Now that Grafana Loki 2.9.0 has been released – you can now enable the route_randomly to separate the read request across all replicas! This option defaults to false to prevent breaking change.

# ...(omitted)
    # ...(omitted)
    route_randomly: true

Observe the slow queries

We mentioned that some sorts of queries can be very slow. Grafana Labs provided a few ways to optimize a query (basically line filter first, parsers later), but not all queries performed by others are optimal.

You can check the vaule of loki.frontend.log_queries_longer_than and the query frontend’s logs (|="component=frontend") to determine what queries are slow and need to be improved. A metric loki_logql_querystats_latency_seconds_bucket can also give you an overview of current query latency.

Use S3 gateway VPC endpoint

This one is a must if you are running on AWS.

According to the NAT Gateway product page, there are three types of charge:

  1. NAT Gateway Hourly Charge

  2. NAT Gateway Data Processing Charge

  3. Data Transfer Charge

Even though the data transfer is free if your EC2 and S3 are in the same region, the data processing fee can still be high.

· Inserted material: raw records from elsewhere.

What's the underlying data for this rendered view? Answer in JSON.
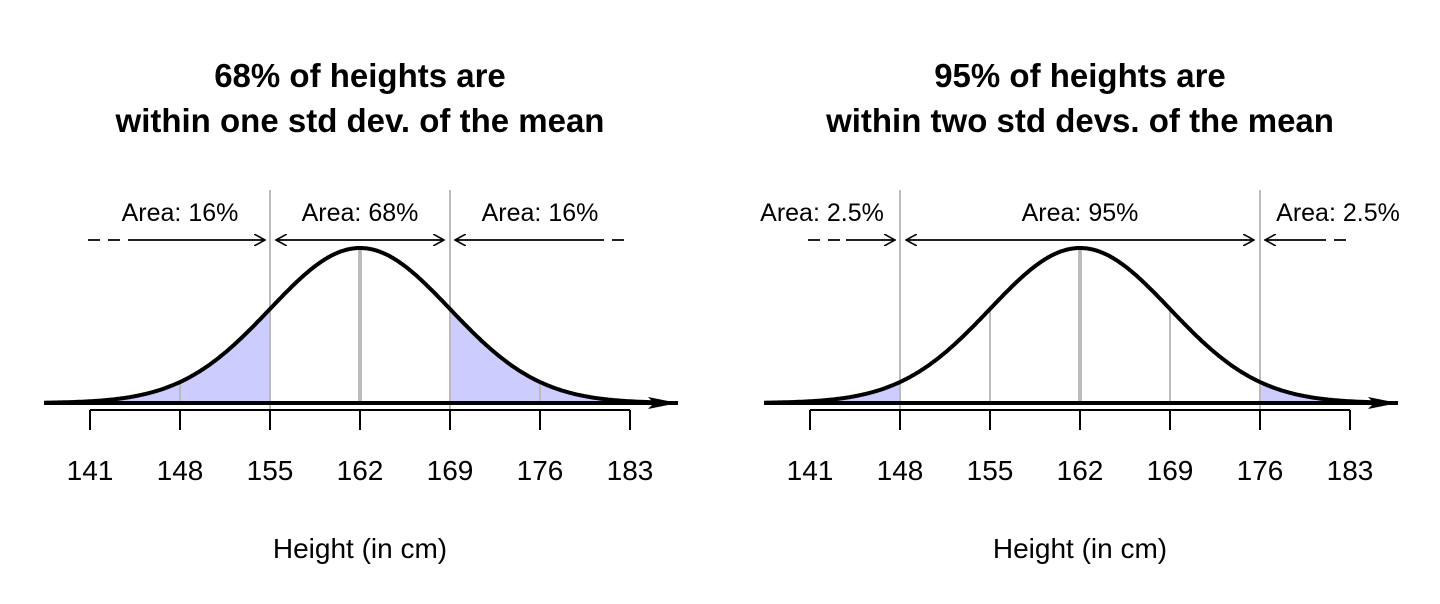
{
  "chart_data": [
    {
      "type": "area",
      "title": [
        "68% of heights are",
        "within one std dev. of the mean"
      ],
      "xlabel": "Height (in cm)",
      "mean": 162,
      "sd": 7,
      "xticks": [
        141,
        148,
        155,
        162,
        169,
        176,
        183
      ],
      "xtick_labels": [
        "141",
        "148",
        "155",
        "162",
        "169",
        "176",
        "183"
      ],
      "xlim": [
        141,
        183
      ],
      "shaded_outside": [
        155,
        169
      ],
      "full_height_lines": [
        155,
        169
      ],
      "curve_lines": [
        148,
        176
      ],
      "regions": [
        {
          "label": "Area: 16%",
          "from": 141,
          "to": 155,
          "direction": "right"
        },
        {
          "label": "Area: 68%",
          "from": 155,
          "to": 169,
          "direction": "both"
        },
        {
          "label": "Area: 16%",
          "from": 169,
          "to": 183,
          "direction": "left"
        }
      ]
    },
    {
      "type": "area",
      "title": [
        "95% of heights are",
        "within two std devs. of the mean"
      ],
      "xlabel": "Height (in cm)",
      "mean": 162,
      "sd": 7,
      "xticks": [
        141,
        148,
        155,
        162,
        169,
        176,
        183
      ],
      "xtick_labels": [
        "141",
        "148",
        "155",
        "162",
        "169",
        "176",
        "183"
      ],
      "xlim": [
        141,
        183
      ],
      "shaded_outside": [
        148,
        176
      ],
      "full_height_lines": [
        148,
        176
      ],
      "curve_lines": [
        155,
        169
      ],
      "regions": [
        {
          "label": "Area: 2.5%",
          "from": 141,
          "to": 148,
          "direction": "right"
        },
        {
          "label": "Area: 95%",
          "from": 148,
          "to": 176,
          "direction": "both"
        },
        {
          "label": "Area: 2.5%",
          "from": 176,
          "to": 183,
          "direction": "left"
        }
      ]
    }
  ],
  "colors": {
    "shade": "#ccccff",
    "curve": "#000000",
    "guide": "#bbbbbb"
  }
}
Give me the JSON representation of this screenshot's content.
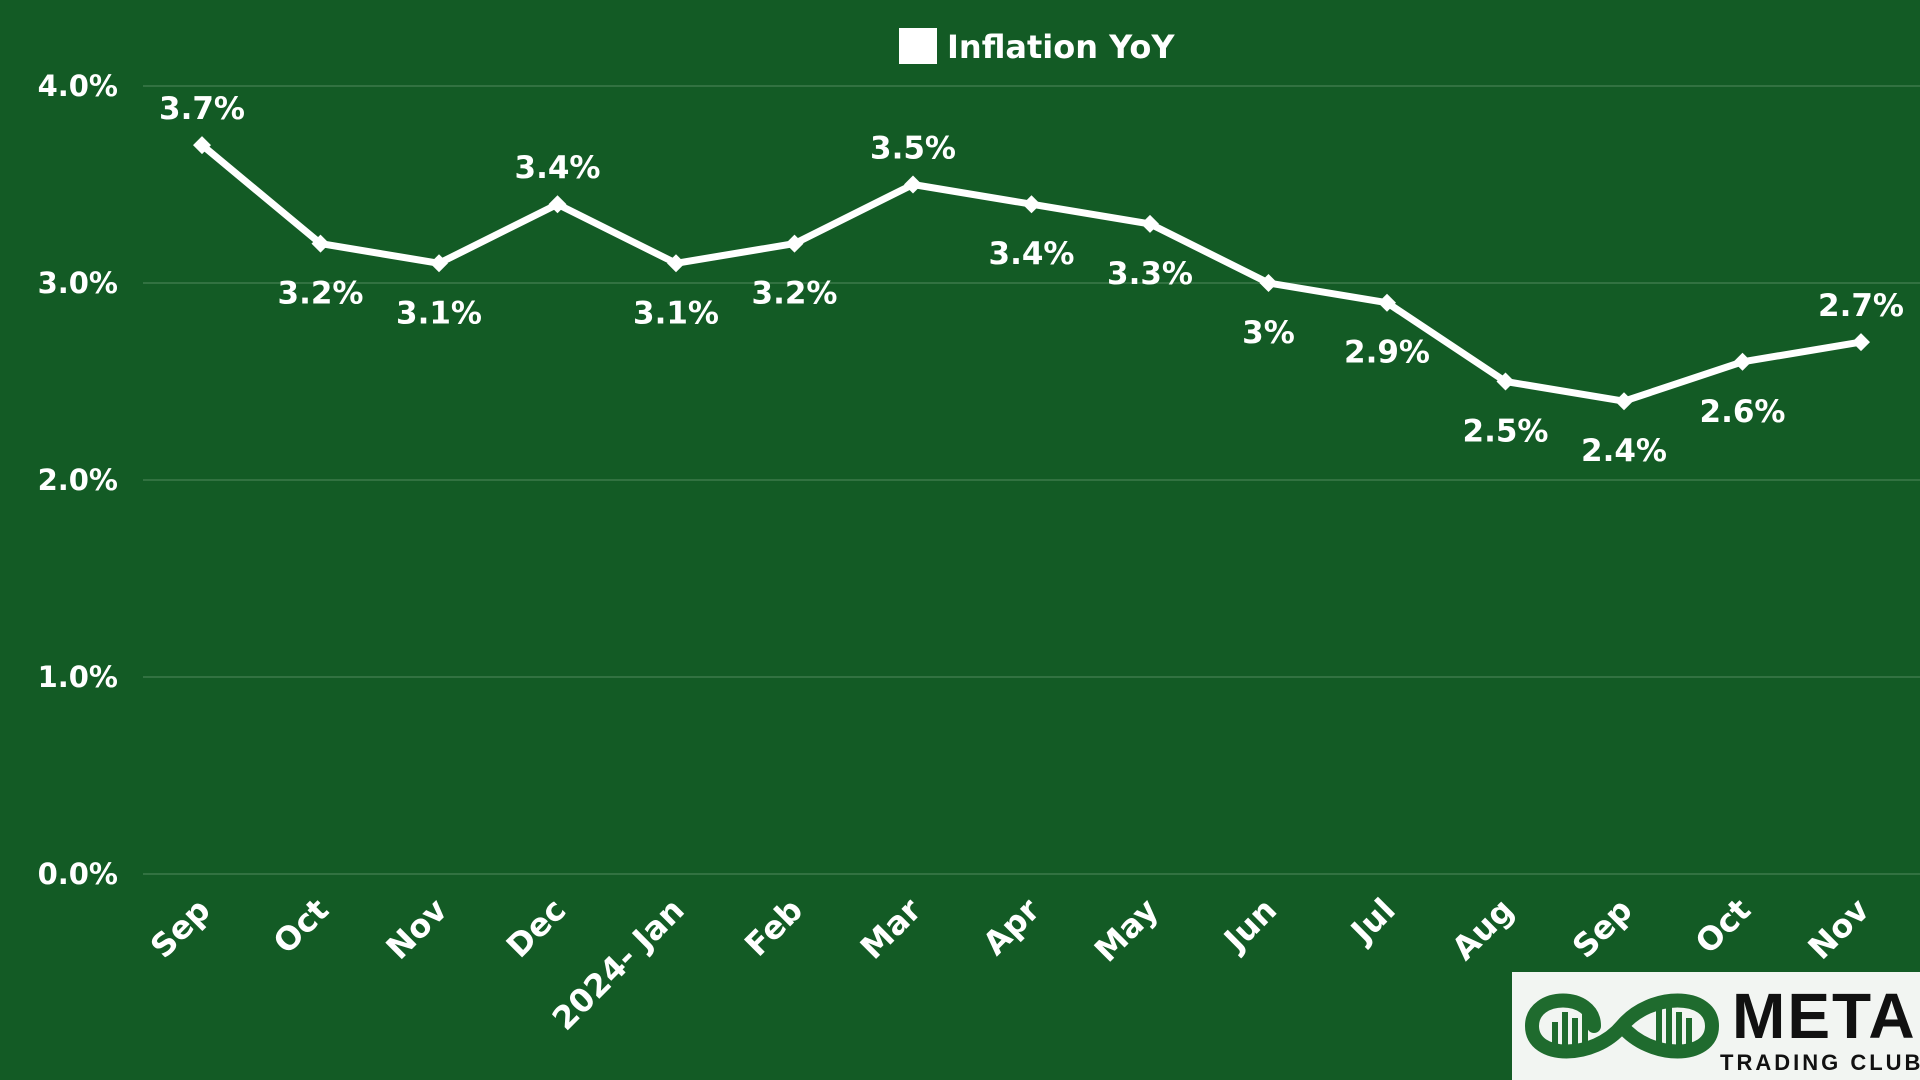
{
  "chart_data": {
    "type": "line",
    "categories": [
      "Sep",
      "Oct",
      "Nov",
      "Dec",
      "2024- Jan",
      "Feb",
      "Mar",
      "Apr",
      "May",
      "Jun",
      "Jul",
      "Aug",
      "Sep",
      "Oct",
      "Nov"
    ],
    "series": [
      {
        "name": "Inflation YoY",
        "values": [
          3.7,
          3.2,
          3.1,
          3.4,
          3.1,
          3.2,
          3.5,
          3.4,
          3.3,
          3.0,
          2.9,
          2.5,
          2.4,
          2.6,
          2.7
        ],
        "labels": [
          "3.7%",
          "3.2%",
          "3.1%",
          "3.4%",
          "3.1%",
          "3.2%",
          "3.5%",
          "3.4%",
          "3.3%",
          "3%",
          "2.9%",
          "2.5%",
          "2.4%",
          "2.6%",
          "2.7%"
        ],
        "label_position": [
          "above",
          "below",
          "below",
          "above",
          "below",
          "below",
          "above",
          "below",
          "below",
          "below",
          "below",
          "below",
          "below",
          "below",
          "above"
        ],
        "color": "#ffffff"
      }
    ],
    "yticks": [
      0,
      1,
      2,
      3,
      4
    ],
    "ytick_labels": [
      "0.0%",
      "1.0%",
      "2.0%",
      "3.0%",
      "4.0%"
    ],
    "ylim": [
      0,
      4
    ],
    "title": "",
    "xlabel": "",
    "ylabel": "",
    "grid": "horizontal",
    "legend_position": "top-center",
    "background_color": "#135b25",
    "gridline_color": "#3c7a4b"
  },
  "logo": {
    "title": "META",
    "subtitle": "TRADING CLUB",
    "accent_color": "#1f6b2e"
  }
}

Say, you write 200GB logs to S3 and read 500GB in ap-northeast-1 daily. The monthly fee will be (200 + 500) * 30 * 0.062 = $1,302 just for your basic Grafana Loki read/write operations.

Another minor impact is that when a huge query shows up, taking chunks out of S3 can consume some of the bandwidth of the NAT Gateway.

The good thing is that all of the problems above can be easily solved by enabling S3 gateway VPC endpoint. Gateway VPC endpoint won’t make Grafana Loki faster, but it can make costs lower.

Use appropriate storage class

At the time of this writing (2023/07/17), the PVC is mandatory for components like write and backend. If you are on AWS, you can use EFS or EBS.

Here I will use EBS as it’s cheaper (but comes with availability zone restriction, once you create it, this pod is stuck with that az).

You will need to:

  1. Install the EBS CSI Driver.

  2. Create a gp3 storageclass object.

  3. Set backend.persistence.storageClass and write.persistence.storageClass to gp3. If you are using three targets mode, the read will be a deployment and doesn’t require PVCs.